Por um lado, ele mostra que esse reducionismo é altamente lucrativo: quatro corporações controlam a maior parte das sementes hoje utilizadas no mundo. Metade dos queijos é produzida por bactérias ou enzimas vindas de uma só companhia. Cerveja, porcos, bananas, vinhos ou aves: para onde quer que se olhe, a redução na diversidade do que se cultiva e o domínio corporativo sobre essa monotonia dão o tom do crescimento agroalimentar atual.
Eating to Extinction é um gigantesco trabalho de reportagem em busca de iniciativas de indivíduos e grupos voltados a salvar e dar nova vida a alimentos raros.

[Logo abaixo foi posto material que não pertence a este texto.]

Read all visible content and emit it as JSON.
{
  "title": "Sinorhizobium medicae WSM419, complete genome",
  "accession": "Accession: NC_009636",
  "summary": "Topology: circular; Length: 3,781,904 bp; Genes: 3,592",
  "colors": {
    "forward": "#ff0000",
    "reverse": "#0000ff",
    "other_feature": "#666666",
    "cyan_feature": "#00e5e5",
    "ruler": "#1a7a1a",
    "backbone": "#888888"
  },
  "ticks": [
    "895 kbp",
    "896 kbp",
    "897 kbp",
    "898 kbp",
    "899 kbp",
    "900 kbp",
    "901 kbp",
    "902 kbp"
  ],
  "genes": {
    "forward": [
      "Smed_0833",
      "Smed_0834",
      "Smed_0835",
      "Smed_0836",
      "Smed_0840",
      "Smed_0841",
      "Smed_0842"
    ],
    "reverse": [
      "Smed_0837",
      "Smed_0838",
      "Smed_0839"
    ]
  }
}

Alimentos da vida selvagem, cereais, vegetais, carnes, peixes, frutas, queijos, bebidas alcoólicas, estimulantes e doces, Saladino visitou trinta e quatro iniciativas em que pessoas e grupos, muitas vezes contra poderes dominantes e até em situações de guerra, dedicam a vida a recuperar alimentos, tradições, habilidades culinárias e o que pode ser rigorosamente denominado de cultura material que o avanço da Revolução Verde sistematicamente vem destruindo.
Satisfazer necessidades alimentares apenas por meio de técnicas rigorosamente padronizadas é colocar-se na contramão das mais importantes exigências socioambientais e também culturais do século XXI. Muito mais que simplesmente aumentar as safras, valorizar a diversidade e a imensa contribuição das culturas negras, indígenas, das tradições culinárias variadas, do prazer, dos rituais e do respeito ligados à alimentação é missão fundamental para quando desabar o poder dos que não conseguem desvincular veneno de comida e vivem na ilusão nefasta de que um vasto campo de soja é o que de melhor o Brasil pode oferecer ao mundo.
Ricardo Abramovay é professor sênior do Instituto de Energia e Ambiente da USP. Autor, entre outros livros, de Amazônia: por uma economia do conhecimento da natureza (Elefante/Terceira Via).